O Tribunal do Trabalho do Porto, por decisão de 23 de Junho de 2000, julgou a acção procedente, condenando a ré a pagar à autora o montante de
777.985$00, acrescido de juros.
2. I..., Lda., interpôs recurso da decisão de 23 de Junho de 2000, para o Tribunal da Relação do Porto.

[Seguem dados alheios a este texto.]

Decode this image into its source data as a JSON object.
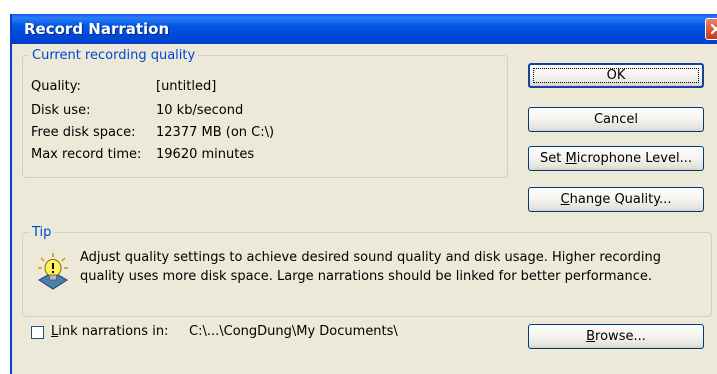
{
  "window": {
    "title": "Record Narration"
  },
  "quality_group": {
    "legend": "Current recording quality",
    "rows": [
      {
        "label": "Quality:",
        "value": "[untitled]"
      },
      {
        "label": "Disk use:",
        "value": "10 kb/second"
      },
      {
        "label": "Free disk space:",
        "value": "12377 MB (on C:\\)"
      },
      {
        "label": "Max record time:",
        "value": "19620 minutes"
      }
    ]
  },
  "buttons": {
    "ok": "OK",
    "cancel": "Cancel",
    "mic_pre": "Set ",
    "mic_key": "M",
    "mic_post": "icrophone Level...",
    "quality_key": "C",
    "quality_post": "hange Quality...",
    "browse_key": "B",
    "browse_post": "rowse..."
  },
  "tip_group": {
    "legend": "Tip",
    "text": "Adjust quality settings to achieve desired sound quality and disk usage. Higher recording quality uses more disk space. Large narrations should be linked for better performance.",
    "icon": "lightbulb-icon"
  },
  "link": {
    "label_key": "L",
    "label_post": "ink narrations in:",
    "checked": false,
    "path": "C:\\...\\CongDung\\My Documents\\"
  },
  "colors": {
    "titlebar": "#0055e5",
    "dialog_bg": "#ece9d8",
    "group_legend": "#0046d5"
  }
}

Nas contra-alegações apresentadas por M..., afirma-se o seguinte: IV O entendimento da recorrente de que em caso como o dos autos, em que, por não ter sido cumprido, ab initio, a forma escrita em contrato temporário, este se transforma em contrato sem termo, podendo neste aplicar-se e invocar-se o prazo do período experimental previsto para este tipo de contrato, como forma válida da sua rescisão, ofende o princípio constitucional consagrado no Artº 53° da Constituição da República Portuguesa, que assegura a segurança no emprego e a perenidade do contrato de trabalho. A norma no n° 2 do Artº 19º do D.L. 358/89 de 17.10, na redacão da Lei n° 146/99 de 1.9. interpretada da forma pretendida pela R. seria manifestamente inconstitucional, inconstitucionalidade esta que aqui se invoca para todos os efeitos legais.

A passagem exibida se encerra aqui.